Recent successes in the legal rights of nature movement should also inspire hope. Recently, the Wanganui river in New Zealand and the Ganges river in India were granted legal personhood by the state of Uttarakhand — an act that legally protects the right of the rivers to flourish, and by extension ensures those rights are heeded in environmental decision-making. Decisions to genetically engineer the environment would likely look very different if the rights of the organisms and ecosystems in question were considered.
These initiatives are exciting in that they create new ways to make technology development more inclusive and equitable. However, there are concerns over potential conflicts of interest. Issues of neutrality can arise when a developer who has invested considerable funds and effort into a technology is the sole information source for the public or if those speaking for nature have ulterior motives or agendas. Last year, 11 of my colleagues — including Kuzma, Esvelt — and I proposed an alternative approach that would provide a neutral space for balanced deliberation on application of CRISPR and gene drive technologies. In an article entitled “Editing nature: Local roots of global governance” published in Science, we lay out a new decision-making model that would enable local community representatives to decide if and how a genetically engineered organism should be released into the environment. Through standardized reports, deliberative results would feed into regulatory decision-making processes, bypassing a need to reform current regulatory structures while still enabling a broad set of inputs to inform regulatory decision-making.

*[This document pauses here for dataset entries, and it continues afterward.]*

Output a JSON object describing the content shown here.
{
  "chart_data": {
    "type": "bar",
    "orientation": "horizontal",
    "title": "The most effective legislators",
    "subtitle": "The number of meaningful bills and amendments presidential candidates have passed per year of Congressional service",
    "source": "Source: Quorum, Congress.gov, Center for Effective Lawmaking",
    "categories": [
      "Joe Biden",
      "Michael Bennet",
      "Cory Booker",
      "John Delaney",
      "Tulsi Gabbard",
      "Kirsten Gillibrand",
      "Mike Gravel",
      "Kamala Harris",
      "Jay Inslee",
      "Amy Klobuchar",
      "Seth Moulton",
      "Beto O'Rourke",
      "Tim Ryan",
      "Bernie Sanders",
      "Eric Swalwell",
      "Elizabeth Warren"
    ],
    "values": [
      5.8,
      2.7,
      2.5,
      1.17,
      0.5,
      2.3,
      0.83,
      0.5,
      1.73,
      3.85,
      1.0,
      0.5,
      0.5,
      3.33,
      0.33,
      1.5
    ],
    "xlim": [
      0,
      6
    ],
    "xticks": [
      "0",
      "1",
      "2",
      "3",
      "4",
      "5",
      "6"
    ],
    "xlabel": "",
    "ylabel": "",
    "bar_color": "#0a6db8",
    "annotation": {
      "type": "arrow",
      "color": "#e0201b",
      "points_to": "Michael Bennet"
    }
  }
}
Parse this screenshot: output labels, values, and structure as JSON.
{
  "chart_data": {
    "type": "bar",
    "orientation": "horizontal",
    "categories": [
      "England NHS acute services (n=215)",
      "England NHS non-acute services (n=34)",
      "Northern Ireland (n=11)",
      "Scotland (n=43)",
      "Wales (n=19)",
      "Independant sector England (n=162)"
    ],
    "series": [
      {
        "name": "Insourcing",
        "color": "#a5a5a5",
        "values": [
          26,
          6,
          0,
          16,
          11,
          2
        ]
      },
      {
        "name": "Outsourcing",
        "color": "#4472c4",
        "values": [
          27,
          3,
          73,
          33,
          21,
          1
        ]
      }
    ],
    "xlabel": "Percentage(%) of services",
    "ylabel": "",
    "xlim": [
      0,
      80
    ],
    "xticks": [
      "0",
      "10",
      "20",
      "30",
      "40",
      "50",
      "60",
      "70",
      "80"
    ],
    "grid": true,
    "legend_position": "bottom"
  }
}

A truly effective decision-making space that ensures just and responsible decisions must engender respect, humility, and care for our planet among deliberants. It must integrate local community values with global science and social science expertise to create informed and responsible decisions. It must acknowledge that a local decision could have global implications. And it must give special attention to historically marginalized voices, like those of women, children, minorities, and those speaking for nature and future generations. In doing so, we can ensure that these technologies are steered by many and not a few.
In continuing to develop transformative technologies like CRISPR, we must be equally innovative in designing just and effective decision-making processes. New technologies are not inherently good or bad —what matters is how they are used and whose vision of the future steers their development. If developed with wisdom, CRISPR could help to heal our planet. But, if we don’t seize this moment to reform how we decide to use technology, we may not only lose the ash trees, we may also lose a unique opportunity to empower diverse voices and create a more just system.